Irak: action medeor schnürt Hilfspakete
Tönisvorst (ots)
Das Deutsche Medikamenten-Hilfswerk action medeor wird auf Bitten des ehemaligen Direktors des kurdischen Gesundheitsministeriums, Dr. Nirz Miran, eine erste große Medikamentenlieferung in den nördlichen Irak schicken. Der Arzt schilderte anlässlich seines Besuchs gestern in Tönisvorst die Situation im Nordirak. "Wir müssen mit dem Schlimmsten rechnen", sagte er. "Wenn es zum Krieg kommt, wird Saddam Hussein chemische Waffen einsetzen. Die Menschen haben große Angst", so Miran. "Viele fliehen aus den großen Städten in die Dörfer an der Grenze zur Türkei."
Im Medikamenten-Lager von action medeor wird für den Nordirak bereits ein großes Hilfspaket geschnürt. "Darin enthalten ist alles, was man braucht, um erste Hilfe zu leisten: Schmerzmittel, Antibiotika, Medikamente gegen Durchfall und Malaria, Brandsalben und Verbandsmull", so Pastors. Ein Paket kann das Überleben von 10.000 Menschen für drei Monate sichern.
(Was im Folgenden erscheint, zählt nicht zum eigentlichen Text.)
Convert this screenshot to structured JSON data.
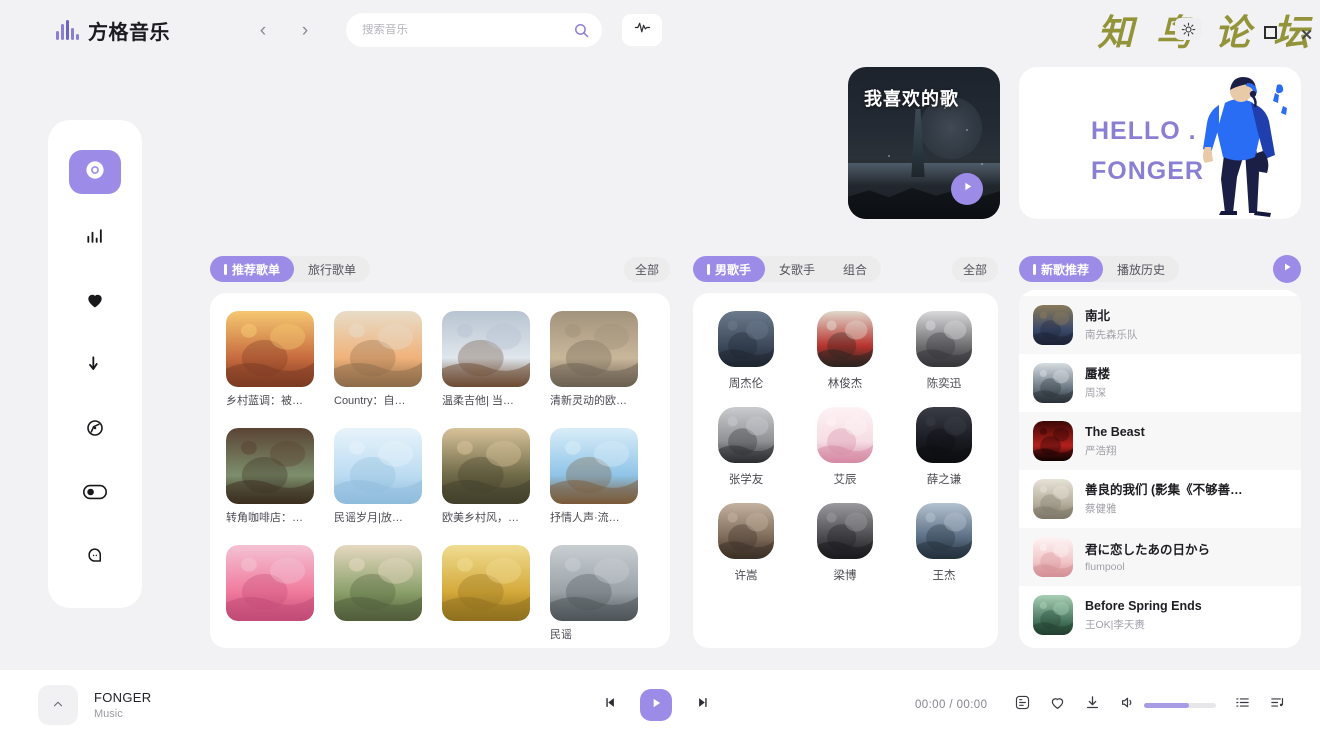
{
  "app": {
    "brand_name": "方格音乐",
    "watermark": "知 鸟 论 坛"
  },
  "topbar": {
    "back_icon": "‹",
    "forward_icon": "›",
    "search_placeholder": "搜索音乐",
    "search_value": "",
    "search_icon": "search-icon",
    "equalizer_icon": "equalizer-icon"
  },
  "sidebar": {
    "items": [
      {
        "name": "disc",
        "icon": "disc-icon",
        "active": true
      },
      {
        "name": "charts",
        "icon": "bar-chart-icon",
        "active": false
      },
      {
        "name": "favorites",
        "icon": "heart-icon",
        "active": false
      },
      {
        "name": "downloads",
        "icon": "download-arrow-icon",
        "active": false
      },
      {
        "name": "radar",
        "icon": "compass-icon",
        "active": false
      },
      {
        "name": "toggle",
        "icon": "toggle-icon",
        "active": false
      },
      {
        "name": "chat",
        "icon": "speech-bubble-icon",
        "active": false
      }
    ]
  },
  "hero": {
    "favorite_card": {
      "title": "我喜欢的歌",
      "play_icon": "play-icon"
    },
    "hello_card": {
      "line1": "HELLO .",
      "line2": "FONGER"
    }
  },
  "playlists_panel": {
    "tabs": [
      {
        "label": "推荐歌单",
        "active": true
      },
      {
        "label": "旅行歌单",
        "active": false
      }
    ],
    "all_label": "全部",
    "items": [
      {
        "title": "乡村蓝调：被…",
        "c1": "#c76b3f",
        "c2": "#f6c871",
        "c3": "#7b3a22",
        "art": "moon"
      },
      {
        "title": "Country：自…",
        "c1": "#f0b27a",
        "c2": "#e8dcc8",
        "c3": "#8e6b4a",
        "art": "road"
      },
      {
        "title": "温柔吉他| 当…",
        "c1": "#dfe6ec",
        "c2": "#b8c4d2",
        "c3": "#6d4b33",
        "art": "guitar"
      },
      {
        "title": "清新灵动的欧…",
        "c1": "#c9b79a",
        "c2": "#a2937c",
        "c3": "#6c6052",
        "art": "field"
      },
      {
        "title": "转角咖啡店：…",
        "c1": "#7d8f6c",
        "c2": "#5a4434",
        "c3": "#3b2d20",
        "art": "cafe"
      },
      {
        "title": "民谣岁月|放…",
        "c1": "#bcdcf2",
        "c2": "#e7f3fb",
        "c3": "#8fbcdc",
        "art": "ferris"
      },
      {
        "title": "欧美乡村风，…",
        "c1": "#6f6a48",
        "c2": "#d8c39a",
        "c3": "#42402c",
        "art": "flower"
      },
      {
        "title": "抒情人声·流…",
        "c1": "#8fc4e8",
        "c2": "#d9edf8",
        "c3": "#7a5a38",
        "art": "sofa"
      },
      {
        "title": "",
        "c1": "#f07a9c",
        "c2": "#f4c2d4",
        "c3": "#c14a76",
        "art": "flamingo"
      },
      {
        "title": "",
        "c1": "#8aa06a",
        "c2": "#e6d9c0",
        "c3": "#4f5e3a",
        "art": "blonde"
      },
      {
        "title": "",
        "c1": "#d4a93a",
        "c2": "#f0dc92",
        "c3": "#8f6f1e",
        "art": "wheat"
      },
      {
        "title": "民谣",
        "c1": "#9aa2a8",
        "c2": "#c8ced2",
        "c3": "#4d5458",
        "art": "busker"
      }
    ]
  },
  "singers_panel": {
    "tabs": [
      {
        "label": "男歌手",
        "active": true
      },
      {
        "label": "女歌手",
        "active": false
      },
      {
        "label": "组合",
        "active": false
      }
    ],
    "all_label": "全部",
    "items": [
      {
        "name": "周杰伦",
        "c1": "#3d4a5c",
        "c2": "#6b7a8c",
        "c3": "#1e2530"
      },
      {
        "name": "林俊杰",
        "c1": "#b8342f",
        "c2": "#e0d8cc",
        "c3": "#2a2420"
      },
      {
        "name": "陈奕迅",
        "c1": "#6f6f72",
        "c2": "#d9d9dc",
        "c3": "#35353a"
      },
      {
        "name": "张学友",
        "c1": "#8e9094",
        "c2": "#c9cbcf",
        "c3": "#2b2d31"
      },
      {
        "name": "艾辰",
        "c1": "#f6dde4",
        "c2": "#fdf2f5",
        "c3": "#d58aa4"
      },
      {
        "name": "薛之谦",
        "c1": "#181a20",
        "c2": "#3a3d46",
        "c3": "#0c0d11"
      },
      {
        "name": "许嵩",
        "c1": "#7d6a58",
        "c2": "#c4b2a0",
        "c3": "#3b2f26"
      },
      {
        "name": "梁博",
        "c1": "#4a4a4e",
        "c2": "#9a9a9e",
        "c3": "#1a1a1d"
      },
      {
        "name": "王杰",
        "c1": "#5a6e84",
        "c2": "#b4c2d0",
        "c3": "#24303c"
      }
    ]
  },
  "songs_panel": {
    "tabs": [
      {
        "label": "新歌推荐",
        "active": true
      },
      {
        "label": "播放历史",
        "active": false
      }
    ],
    "play_icon": "play-icon",
    "items": [
      {
        "title": "南北",
        "artist": "南先森乐队",
        "c1": "#3a4a6a",
        "c2": "#8a7a5a",
        "c3": "#1c2236"
      },
      {
        "title": "蜃楼",
        "artist": "周深",
        "c1": "#6d7a84",
        "c2": "#d6dde2",
        "c3": "#2a3138"
      },
      {
        "title": "The Beast",
        "artist": "严浩翔",
        "c1": "#b4201c",
        "c2": "#3a0806",
        "c3": "#120202"
      },
      {
        "title": "善良的我们 (影集《不够善…",
        "artist": "蔡健雅",
        "c1": "#b5ae9c",
        "c2": "#e6e2d6",
        "c3": "#7d786a"
      },
      {
        "title": "君に恋したあの日から",
        "artist": "flumpool",
        "c1": "#f2c6c8",
        "c2": "#fdf4f4",
        "c3": "#d49096"
      },
      {
        "title": "Before Spring Ends",
        "artist": "王OK|李天赉",
        "c1": "#4d7a62",
        "c2": "#a8cfb6",
        "c3": "#22402f"
      }
    ]
  },
  "player": {
    "expand_icon": "chevron-up-icon",
    "track_title": "FONGER",
    "track_sub": "Music",
    "prev_icon": "previous-icon",
    "play_icon": "play-icon",
    "next_icon": "next-icon",
    "time_current": "00:00",
    "time_separator": "/",
    "time_total": "00:00",
    "right_icons": [
      "lyrics-icon",
      "heart-icon",
      "download-icon",
      "volume-icon",
      "list-icon",
      "queue-icon"
    ],
    "volume_percent": 62
  },
  "colors": {
    "accent_purple": "#9c8ce8",
    "brand_purple": "#8b7fd4",
    "page_bg": "#f2f2f4",
    "panel_bg": "#ffffff",
    "watermark": "#8b8b2b"
  }
}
Miran bereitet sich darauf vor, Kriegsflüchtlinge aus dem Nordirak medizinisch zu versorgen. Der medeor-Partner kümmerte sich bereits in den 80er Jahren um die Opfer irakischer Giftgas- und Militärangriffe und leistete im Anschluss an den Golfkrieg Nothilfe. Als Mitglied der "Voluntary Relief Doctors", einer lokalen Nichtregierungsorganisation, baute er in Diana, 18 Kilometer von der türkischen Grenze entfernt, ein kleines Hospital wieder auf, nachdem es vom irakischen Militär in den 80er Jahren komplett zerstört wurde. Inzwischen hat sich das Hospital zu einem medizinischen Zentrum für Minenopfer mit angegliederter Prothesenwerkstatt und Gesundheitsstationen in vier weiteren nordirakischen Städten entwickelt.
"Nun müssen wir uns für den Notfall wappnen", sagte Miran. Für die Menschen, die an die türkische Grenze fliehen und kein Dach über den Kopf haben, habe sich die Situation schon jetzt dramatisch verschärft. "Wir brauchen Zelte, Decken und Medikamente." Bei action medeor läuft der Betrieb auf Hochtouren: Medikamente werden gepackt und erstmalig muss das Hilfswerk Gasmasken beschaffen.
Hintergrund: Aufgrund der UN-Sanktionen leben vor allem die Menschen in ländlichen Regionen unter schwierigsten sozialen und wirtschaftlichen Bedingungen. Rund zwei Drittel der Bevölkerung sind auf Nahrungsmittelversorgung im Rahmen des Programms "Öl-für-Nahrung" angewiesen. Ein Krieg würde die Lage der Menschen dramatisch verschlechtern.
Vor dem Golfkrieg hatten die Iraker aufgrund ihrer Ölexporte einen hohen Lebensstandard, die Mehrheit der Bevölkerung zählte zur relativ wohlhabenden Mittelschicht. Mit einem guten Bildungsniveau, geringer Kindersterblichkeit, ausreichendem Zugang zu Trinkwasser und Sanitäreinrichtungen lag der Irak 1990 noch an 67. Stelle des UN-Entwicklungsindexes.
In den zwölf Jahren des Wirtschaftsembargos ist das Gesundheits- und Bildungssystem und die Wirtschaft zusammengebrochen. Heute besitzen die meisten Familien im Irak wenig mehr als ein eigenes Dach über dem Kopf. Der Anteil chronisch unterernährter Kinder unter fünf Jahren stieg von 18,7 Prozent nach dem Golfkrieg 1991 auf 30 Prozent im Jahr 2000. Irakische KIeinkinder leiden durchschnittlich 14 mal im Jahr unter Durchfall, was einem Anstieg von etwa 300 Prozent gegenüber 1990 entspricht.